Melbourne researchers advance potential new RNA treatment for rare childhood Bone Marrow Failure Syndromes

15 December 2025

Maddie Riewoldt’s Vision is incredibly proud to have supported cutting-edge research at St Vincent’s Institute of Medical Research (SVI) that is advancing a new RNA-based approach to treat rare childhood diseases — including Bone Marrow Failure Syndromes.

Backed by the Maddie Riewoldt’s Vision and the Victorian Government through mRNA Victoria, the project has exciting potential for children and families living with Fanconi anaemia, a rare inherited condition that causes bone marrow failure from a very young age.
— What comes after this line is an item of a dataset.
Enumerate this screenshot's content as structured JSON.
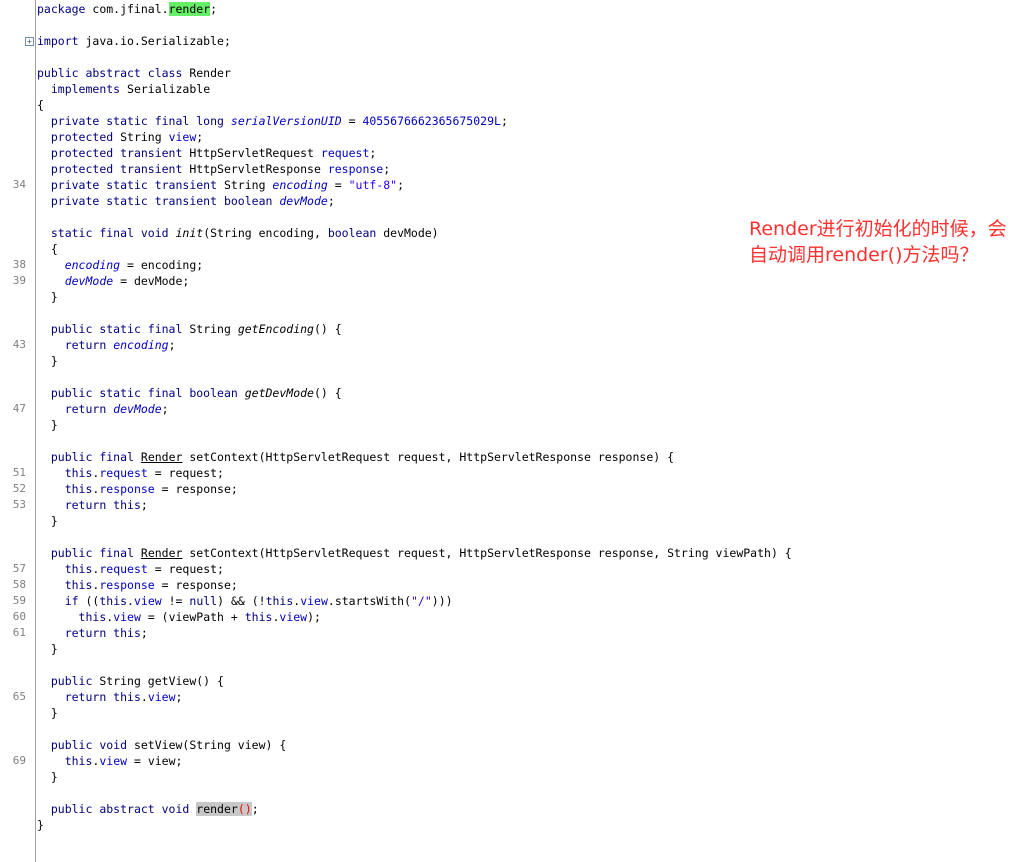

Victoria’s Minister for Economic Growth and Jobs, Danny Pearson, recently visited SVI to meet the research team behind the discovery, led by Associate Professor Andrew Deans, and to see firsthand the promise of this innovative therapy for patients and families.

A/Prof Deans’ team has shown that cutting-edge Prime Editing technology can correct the genetic defect that causes life-threatening blood disorders such as Fanconi anaemia — with the potential to reduce reliance on risky and expensive bone marrow transplants.
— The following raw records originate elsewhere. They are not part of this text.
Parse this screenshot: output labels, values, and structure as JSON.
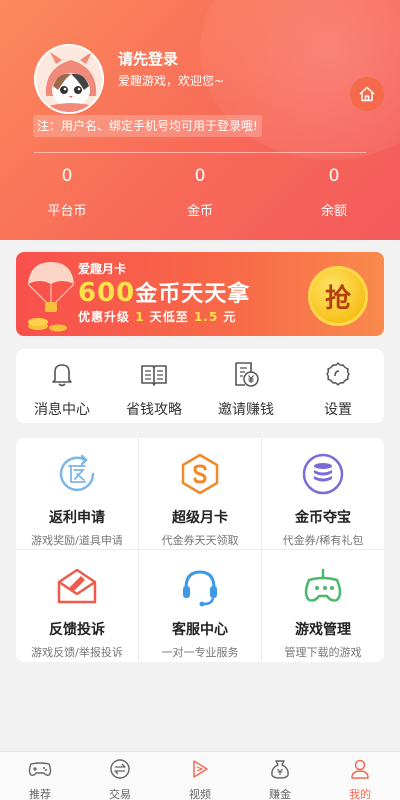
{
  "header": {
    "login_title": "请先登录",
    "welcome": "爱趣游戏，欢迎您~",
    "notice": "注：用户名、绑定手机号均可用于登录哦!",
    "stats": [
      {
        "value": "0",
        "label": "平台币"
      },
      {
        "value": "0",
        "label": "金币"
      },
      {
        "value": "0",
        "label": "余额"
      }
    ]
  },
  "banner": {
    "small_title": "爱趣月卡",
    "big_highlight": "600",
    "big_text": "金币天天拿",
    "sub_prefix": "优惠升级",
    "sub_num1": "1",
    "sub_mid": "天低至",
    "sub_num2": "1.5",
    "sub_suffix": "元",
    "button": "抢"
  },
  "quick_menu": [
    {
      "label": "消息中心",
      "icon": "bell-icon"
    },
    {
      "label": "省钱攻略",
      "icon": "book-icon"
    },
    {
      "label": "邀请赚钱",
      "icon": "invite-money-icon"
    },
    {
      "label": "设置",
      "icon": "gear-icon"
    }
  ],
  "services": [
    {
      "title": "返利申请",
      "desc": "游戏奖励/道具申请",
      "icon": "rebate-icon"
    },
    {
      "title": "超级月卡",
      "desc": "代金券天天领取",
      "icon": "monthly-card-icon"
    },
    {
      "title": "金币夺宝",
      "desc": "代金券/稀有礼包",
      "icon": "coin-treasure-icon"
    },
    {
      "title": "反馈投诉",
      "desc": "游戏反馈/举报投诉",
      "icon": "feedback-icon"
    },
    {
      "title": "客服中心",
      "desc": "一对一专业服务",
      "icon": "headset-icon"
    },
    {
      "title": "游戏管理",
      "desc": "管理下载的游戏",
      "icon": "gamepad-icon"
    }
  ],
  "tabs": [
    {
      "label": "推荐",
      "icon": "gamepad-tab-icon"
    },
    {
      "label": "交易",
      "icon": "trade-icon"
    },
    {
      "label": "视频",
      "icon": "video-icon"
    },
    {
      "label": "赚金",
      "icon": "money-bag-icon"
    },
    {
      "label": "我的",
      "icon": "user-icon",
      "active": true
    }
  ],
  "colors": {
    "accent": "#f36a55",
    "header_start": "#fb8a5c",
    "header_end": "#f45a5c",
    "gold": "#ffe14a"
  }
}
Fanconi anaemia is a rare, genetic disorder that causes bone marrow failure and affects children from a very young age. Around 190 young Australians are currently diagnosed with the syndrome, and tragically more than half will die from the disease and its related conditions.

As the work progresses toward a world-first clinical trial, SVI and Maddie Riewoldt’s Vision will work closely with patients and families to help build understanding of the therapy and ensure it is designed with their needs at the centre.

Through mRNA Victoria and Maddie Riewoldt’s Vision’s investment in accelerating this critical work, the research represents a meaningful step forward and is creating hope of a brighter future for Bone Marrow Failure Syndrome patients and their families.

St Vincent’s Institute of Medical Research Director, Professor Tom Kay says:

“Investment in medical research gives SVI scientists the best chance of maximising new mRNA technology to develop leading-edge therapy to combat rare childhood diseases like Fanconi anaemia.”

Maddie Riewoldt’s Vision CEO, Amy Coote says:

“Maddie Riewoldt’s Vision is thrilled to partner with SVI on this groundbreaking project. We’re incredibly grateful for A/Prof Andrew Deans and his team’s commitment to patient and family engagement, and thankful for the Victorian Government’s investment in advancing gene editing technology that offers real hope for those living with Bone Marrow Failure Syndromes.”